Critiquei o estilo do ator que faz sempre os mesmos personagens, mas também tenho de atirar no diretor Ric Roman Waugh que entrega geralmente pelo menos dois filmes por ano sempre com as mesmas pegadas de perseguição e destruição, com muitas semelhanças entre si, e isso não é errado, pois define o estilo dele, mas uma hora começa a cansar, ou até pior como foi hoje, confundir o espectador se já não viu aquilo antes. Ou seja, diria que aqui ele até brincou bem com os conflitos criando desde o lance dos identificadores pelas câmeras de muitas cidades, a briga interna dentro do MI6 e também as dinâmicas de luta com o protagonista desde a ilha com suas armadilhas, depois na boate e até mesmo em outros lugares mais abertos, afinal ele já foi diretor de dublês, então sabe brincar bastante com esse estilo na tela, mas como a história não foi tão aprofundada, apenas ficou sendo meio que um show gratuito, pois na boate o povo parece nem ligar para a pancadaria e tiroteio, ficando de boa no meio do caminho.
Quanto das atuações, Jason Statham tem esse estilão de brucutu que gostamos de ver, que sabe bater e apanhar, e fazer ainda alguns trejeitos de emotivo, de modo que seu Mason até poderia falar logo que era o pai da garota, mas deixou isso de modo subliminar e brincou bastante na tela, como ele sempre entrega bons personagens em cenas de pancadaria acabou funcionando, mas nada de novo.
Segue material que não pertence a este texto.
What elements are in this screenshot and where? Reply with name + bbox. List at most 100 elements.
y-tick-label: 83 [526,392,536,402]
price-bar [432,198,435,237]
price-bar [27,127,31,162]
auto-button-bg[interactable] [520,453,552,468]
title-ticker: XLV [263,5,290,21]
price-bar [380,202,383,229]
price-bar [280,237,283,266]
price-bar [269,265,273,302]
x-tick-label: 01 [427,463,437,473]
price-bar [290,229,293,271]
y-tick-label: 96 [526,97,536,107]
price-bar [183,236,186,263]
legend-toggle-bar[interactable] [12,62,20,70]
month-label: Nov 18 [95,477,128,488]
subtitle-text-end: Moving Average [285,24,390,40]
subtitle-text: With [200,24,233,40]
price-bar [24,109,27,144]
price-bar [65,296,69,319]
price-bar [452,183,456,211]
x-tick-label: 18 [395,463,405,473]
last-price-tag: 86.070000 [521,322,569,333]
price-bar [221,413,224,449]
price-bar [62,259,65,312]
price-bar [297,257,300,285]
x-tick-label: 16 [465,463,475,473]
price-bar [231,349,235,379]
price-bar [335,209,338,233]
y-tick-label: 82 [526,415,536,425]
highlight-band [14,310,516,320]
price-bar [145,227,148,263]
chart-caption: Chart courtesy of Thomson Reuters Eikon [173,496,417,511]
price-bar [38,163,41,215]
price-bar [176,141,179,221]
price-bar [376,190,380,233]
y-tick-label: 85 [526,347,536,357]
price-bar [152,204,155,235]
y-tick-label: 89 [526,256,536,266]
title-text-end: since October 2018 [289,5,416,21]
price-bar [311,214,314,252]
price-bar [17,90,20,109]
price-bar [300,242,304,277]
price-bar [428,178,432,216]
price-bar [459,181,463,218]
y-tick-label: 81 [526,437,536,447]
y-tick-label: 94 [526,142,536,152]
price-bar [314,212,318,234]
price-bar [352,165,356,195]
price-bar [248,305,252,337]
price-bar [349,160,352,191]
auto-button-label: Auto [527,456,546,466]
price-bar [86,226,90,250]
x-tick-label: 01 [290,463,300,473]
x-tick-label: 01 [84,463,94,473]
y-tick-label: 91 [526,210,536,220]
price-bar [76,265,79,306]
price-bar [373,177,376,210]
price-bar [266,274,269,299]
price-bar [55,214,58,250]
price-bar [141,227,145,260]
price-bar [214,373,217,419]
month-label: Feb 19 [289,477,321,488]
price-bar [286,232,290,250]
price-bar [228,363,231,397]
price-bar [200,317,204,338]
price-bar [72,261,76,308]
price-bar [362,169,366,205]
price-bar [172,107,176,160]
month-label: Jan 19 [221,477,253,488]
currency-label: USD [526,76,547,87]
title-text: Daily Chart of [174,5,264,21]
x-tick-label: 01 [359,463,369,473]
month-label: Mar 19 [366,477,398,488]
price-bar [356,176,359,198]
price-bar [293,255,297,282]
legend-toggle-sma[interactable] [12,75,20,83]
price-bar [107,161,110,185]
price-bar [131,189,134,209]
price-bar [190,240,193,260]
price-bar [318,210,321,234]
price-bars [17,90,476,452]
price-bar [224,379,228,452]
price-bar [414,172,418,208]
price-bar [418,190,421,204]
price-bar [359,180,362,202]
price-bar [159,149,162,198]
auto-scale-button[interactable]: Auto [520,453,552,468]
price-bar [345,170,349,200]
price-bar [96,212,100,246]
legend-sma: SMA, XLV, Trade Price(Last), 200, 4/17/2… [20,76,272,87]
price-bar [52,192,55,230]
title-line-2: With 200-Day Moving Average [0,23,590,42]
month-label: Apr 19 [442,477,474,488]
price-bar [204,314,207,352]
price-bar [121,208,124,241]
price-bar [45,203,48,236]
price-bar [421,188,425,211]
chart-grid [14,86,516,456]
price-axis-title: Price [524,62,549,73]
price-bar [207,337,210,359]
A jovem Bodhi Rae Breathnach fez boas cenas com sua Jessie, tendo um carisma meio que irritante, mas sendo bem colocada dentro do que precisava entregar, e até tendo algumas boas imposições com armas, mas é aquela velha sacada, era só atirarem nela que acabava o filme. Quanto aos demais, diria que dava para ter valorizado mais os personagens de Naomie Ackie com sua Roberta, Bill Nighy com seu Manafort e até mesmo Harriet Walter como a Primeira Ministra Britânica, tendo apenas Bryan Vigier com seu Workman trabalhando literalmente muito para tentar pegar o protagonista de qualquer forma.
Visualmente a trama até tem uma entrega interessante, com uma ilha com um farol e uma casa bem simples e um estaleiro com o barquinho do protagonista, mas cheio de coisas e armadilhas para ele lutar com os agentes que chegam por lá, depois tivemos vários atos com perseguições de carro pela Escócia e por Londres, uma boate bem cheia de confusões que por incrível que pareça o povo continua dançando mesmo com pancadaria e tiros, a casa do amigo tendo completo acesso ao sistema de câmeras do MI6, tivemos também algumas cenas no centro do MI6 e a casa do chefão que aposentou, mas tem câmeras escondidas dentro do setor de câmeras, ou seja, algumas coisas bem absurdas, mas que dentro do filme serve para rir, além disso tivemos a luta num deque de um porto com o protagonista usando correntes e canos no meio da briga, ou seja, tudo bem imponente no estilo briga de rua mesmo.
Enfim, é um filme básico do estilo, que poderia ser menos forçado, mas que entretém como algo do estilo, não sendo nada que vamos lembrar daqui alguns dias, ou melhor, iremos achar que é o mesmo quando sair um novo filme do ator e do diretor, mas que para quem não tiver o que conferir até vale como passatempo. E é isso meus amigos, fico por aqui hoje, mas volto amanhã com mais dicas, então abraços e até logo mais.